Merci bien André pour tes réactions.

Il faut bien le constater, depuis trente ans, environ, on a parlé à maintes reprises de souveraineté, de souveraineté-association, de souveraineté culturelle, d'indépendance, d'égalité.

Les Gens du Pays y ont cru parce que tous nos hommes politiques, pour se faire élire au Québec, ils ont franchi des étapes successives pour faire prendre conscience que nous étions en cheminement vers la réalistion d'un plus grand projet.

Rares sont ceux qui l'ont affirmé de façon concrète, me semble-t-il.

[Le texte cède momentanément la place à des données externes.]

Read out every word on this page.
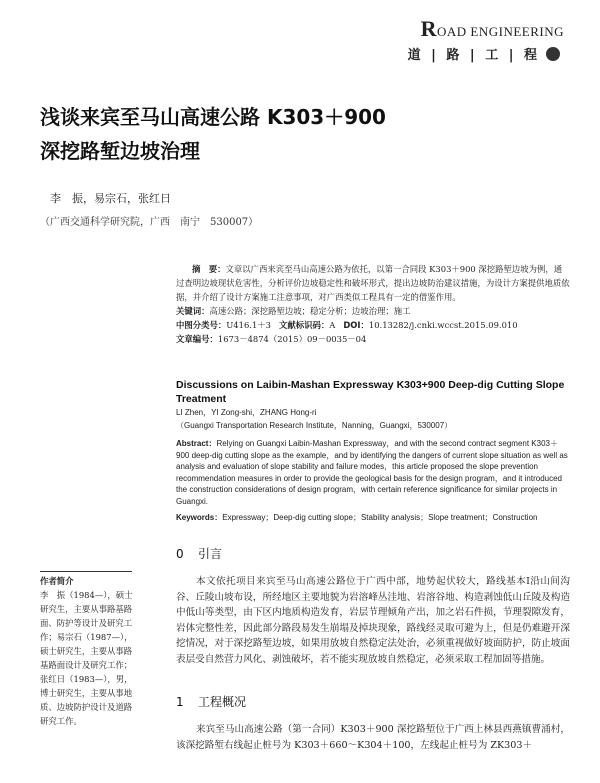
ROAD ENGINEERING
道 | 路 | 工 | 程
浅谈来宾至马山高速公路 K303＋900
深挖路堑边坡治理
李　振，易宗石，张红日
（广西交通科学研究院，广西　南宁　530007）

摘　要：文章以广西来宾至马山高速公路为依托，以第一合同段 K303＋900 深挖路堑边坡为例，通过查明边坡现状危害性，分析评价边坡稳定性和破坏形式，提出边坡防治建议措施，为设计方案提供地质依据，并介绍了设计方案施工注意事项，对广西类似工程具有一定的借鉴作用。

关键词：高速公路；深挖路堑边坡；稳定分析；边坡治理；施工

中图分类号：U416.1＋3 文献标识码：A DOI：10.13282/j.cnki.wccst.2015.09.010

文章编号：1673－4874（2015）09－0035－04

Discussions on Laibin-Mashan Expressway K303+900 Deep-dig Cutting Slope Treatment
LI Zhen，YI Zong-shi，ZHANG Hong-ri
（Guangxi Transportation Research Institute，Nanning，Guangxi，530007）
Abstract：Relying on Guangxi Laibin-Mashan Expressway，and with the second contract segment K303＋900 deep-dig cutting slope as the example，and by identifying the dangers of current slope situation as well as analysis and evaluation of slope stability and failure modes，this article proposed the slope prevention recommendation measures in order to provide the geological basis for the design program，and it introduced the construction considerations of design program，with certain reference significance for similar projects in Guangxi.
Keywords：Expressway；Deep-dig cutting slope；Stability analysis；Slope treatment；Construction
0 引言
本文依托项目来宾至马山高速公路位于广西中部，地势起伏较大，路线基本Ⅰ沿山间沟谷、丘陵山坡布设，所经地区主要地貌为岩溶峰丛洼地、岩溶谷地、构造剥蚀低山丘陵及构造中低山等类型，由下区内地质构造发育，岩层节理倾角产出，加之岩石件损，节理裂隙发育，岩体完整性差，因此部分路段易发生崩塌及掉块现象，路线经灵取可避为上，但是仍难避开深挖情况，对于深挖路堑边坡，如果用放坡自然稳定法处治，必须重视做好坡面防护，防止坡面表层受自然营力风化、剥蚀破坏，若不能实现放坡自然稳定，必须采取工程加固等措施。
1 工程概况
来宾至马山高速公路（第一合同）K303＋900 深挖路堑位于广西上林县西燕镇曹涌村，该深挖路堑右线起止桩号为 K303＋660～K304＋100，左线起止桩号为 ZK303＋
作者简介
李　振（1984—），硕士研究生，主要从事路基路面、防护等设计及研究工作；易宗石（1987—），硕士研究生，主要从事路基路面设计及研究工作；张红日（1983—），男，博士研究生，主要从事地质、边坡防护设计及道路研究工作。
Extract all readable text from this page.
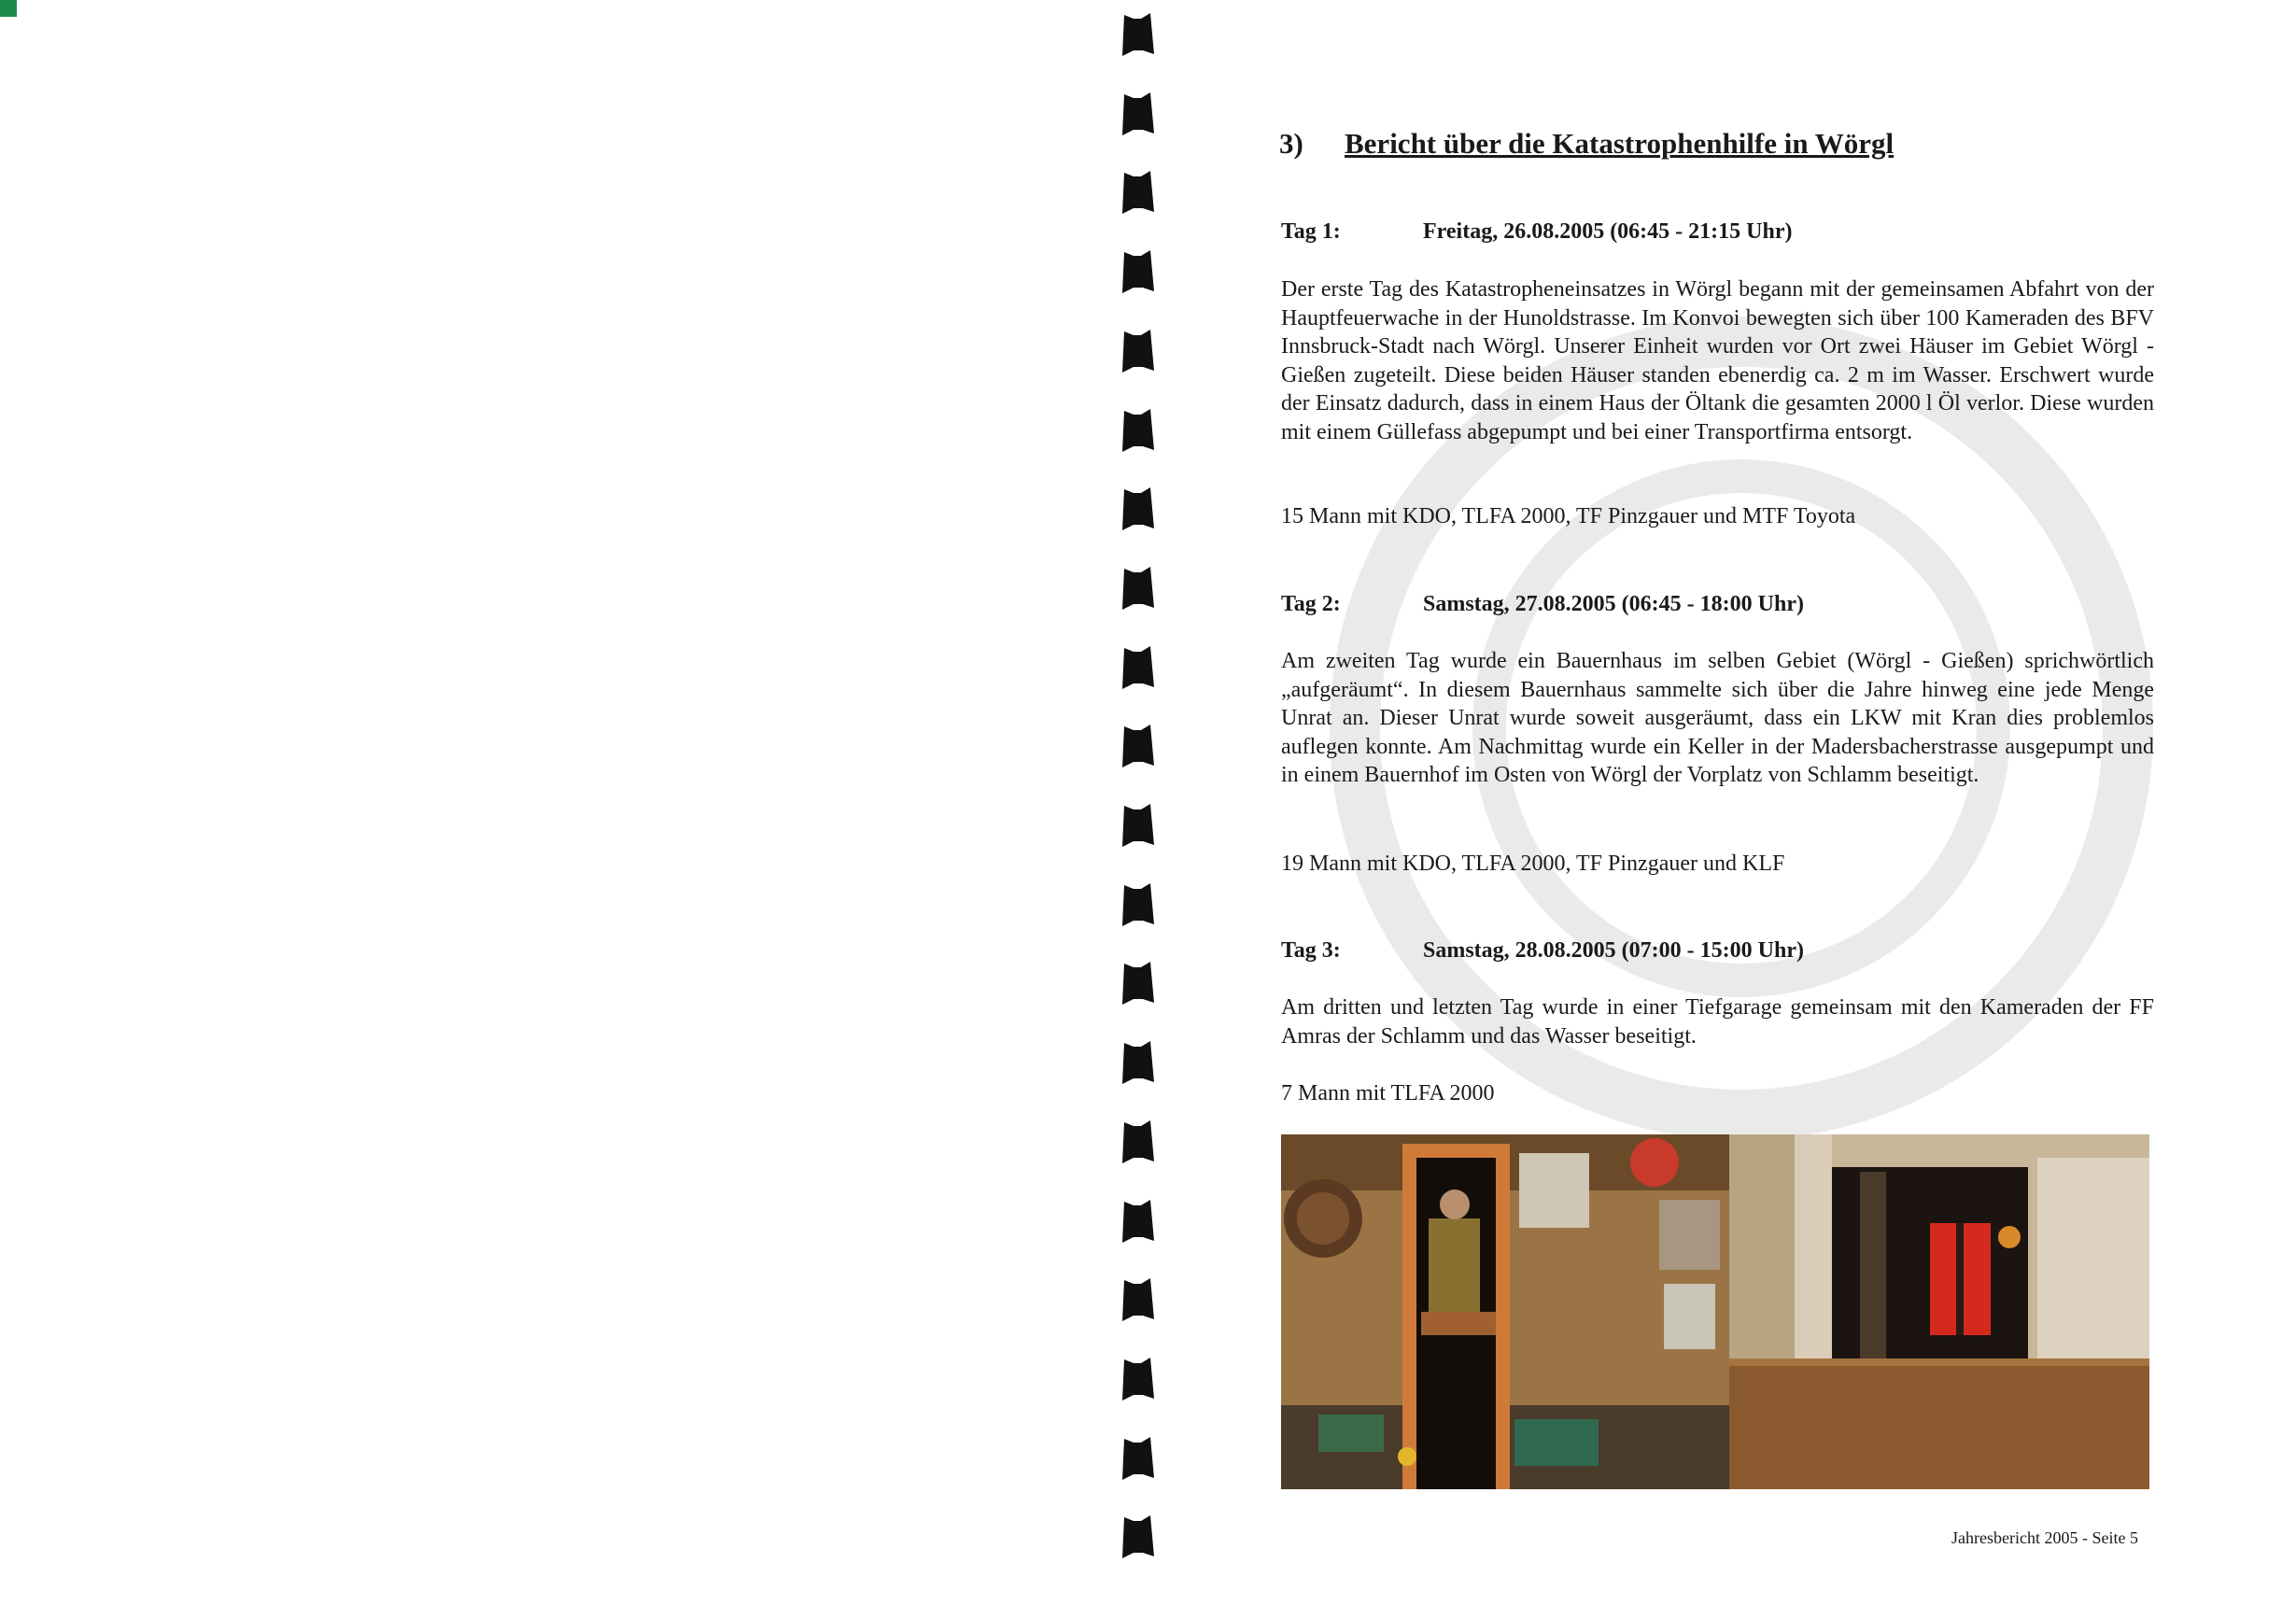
3) Bericht über die Katastrophenhilfe in Wörgl
Tag 1:	Freitag, 26.08.2005 (06:45 - 21:15 Uhr)

Der erste Tag des Katastropheneinsatzes in Wörgl begann mit der gemeinsamen Abfahrt von der Hauptfeuerwache in der Hunoldstrasse. Im Konvoi bewegten sich über 100 Kameraden des BFV Innsbruck-Stadt nach Wörgl. Unserer Einheit wurden vor Ort zwei Häuser im Gebiet Wörgl - Gießen zugeteilt. Diese beiden Häuser standen ebenerdig ca. 2 m im Wasser. Erschwert wurde der Einsatz dadurch, dass in einem Haus der Öltank die gesamten 2000 l Öl verlor. Diese wurden mit einem Güllefass abgepumpt und bei einer Transportfirma entsorgt.

15 Mann mit KDO, TLFA 2000, TF Pinzgauer und MTF Toyota
Tag 2:	Samstag, 27.08.2005 (06:45 - 18:00 Uhr)

Am zweiten Tag wurde ein Bauernhaus im selben Gebiet (Wörgl - Gießen) sprichwörtlich „aufgeräumt“. In diesem Bauernhaus sammelte sich über die Jahre hinweg eine jede Menge Unrat an. Dieser Unrat wurde soweit ausgeräumt, dass ein LKW mit Kran dies problemlos auflegen konnte. Am Nachmittag wurde ein Keller in der Madersbacherstrasse ausgepumpt und in einem Bauernhof im Osten von Wörgl der Vorplatz von Schlamm beseitigt.

19 Mann mit KDO, TLFA 2000, TF Pinzgauer und KLF
Tag 3:	Samstag, 28.08.2005 (07:00 - 15:00 Uhr)

Am dritten und letzten Tag wurde in einer Tiefgarage gemeinsam mit den Kameraden der FF Amras der Schlamm und das Wasser beseitigt.

7 Mann mit TLFA 2000
Jahresbericht 2005 - Seite 5
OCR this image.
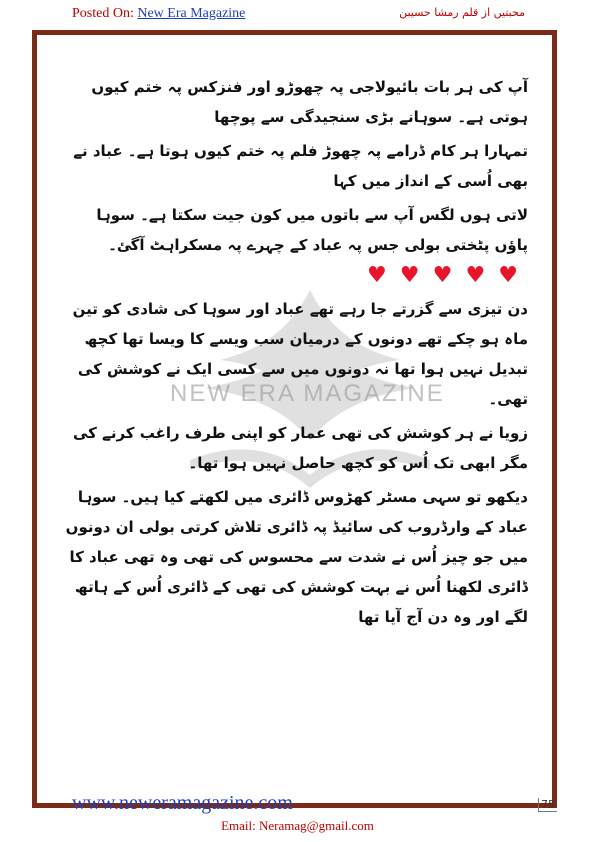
Posted On: New Era Magazine	محبتیں از قلم رمشا حسیبن
NEW ERA MAGAZINE

آپ کی ہر بات بائیولاجی پہ چھوڑو اور فنزکس پہ ختم کیوں ہوتی ہے۔ سوہانے بڑی سنجیدگی سے پوچھا

تمہارا ہر کام ڈرامے پہ چھوڑ فلم پہ ختم کیوں ہوتا ہے۔ عباد نے بھی اُسی کے انداز میں کہا

لاتی ہوں لگس آپ سے باتوں میں کون جیت سکتا ہے۔ سوہا پاؤں پٹختی بولی جس پہ عباد کے چہرے پہ مسکراہٹ آگئ۔

♥ ♥ ♥ ♥ ♥

دن تیزی سے گزرتے جا رہے تھے عباد اور سوہا کی شادی کو تین ماہ ہو چکے تھے دونوں کے درمیان سب ویسے کا ویسا تھا کچھ تبدیل نہیں ہوا تھا نہ دونوں میں سے کسی ایک نے کوشش کی تھی۔

زویا نے ہر کوشش کی تھی عمار کو اپنی طرف راغب کرنے کی مگر ابھی تک اُس کو کچھ حاصل نہیں ہوا تھا۔

دیکھو تو سہی مسٹر کھڑوس ڈائری میں لکھتے کیا ہیں۔ سوہا عباد کے وارڈروب کی سائیڈ پہ ڈائری تلاش کرتی بولی ان دونوں میں جو چیز اُس نے شدت سے محسوس کی تھی وہ تھی عباد کا ڈائری لکھنا اُس نے بہت کوشش کی تھی کے ڈائری اُس کے ہاتھ لگے اور وہ دن آج آیا تھا

www.neweramagazine.com	75
Email: Neramag@gmail.com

Et c'est quoi l'aboutissement de tous ces mots qu'on a employé au cours du dernier quart de siècle sinon la réalisation du Pays, la concrétisation du Pays ?

Suite à  Ensemble pour construire Un PAYS    j'ai réalisé le texte que je vous transmets aujourd'hui.

Ce qui me semble étonnant, dans notre démarche collective, c'est de devoir constater que nos Chefs politiques, pour se faire élire au cours justement de
ce dernier quart de siècle, ils avaient des thèmes majeurs qu'ils ont développés pour une reconnaissance plus grande du Québec.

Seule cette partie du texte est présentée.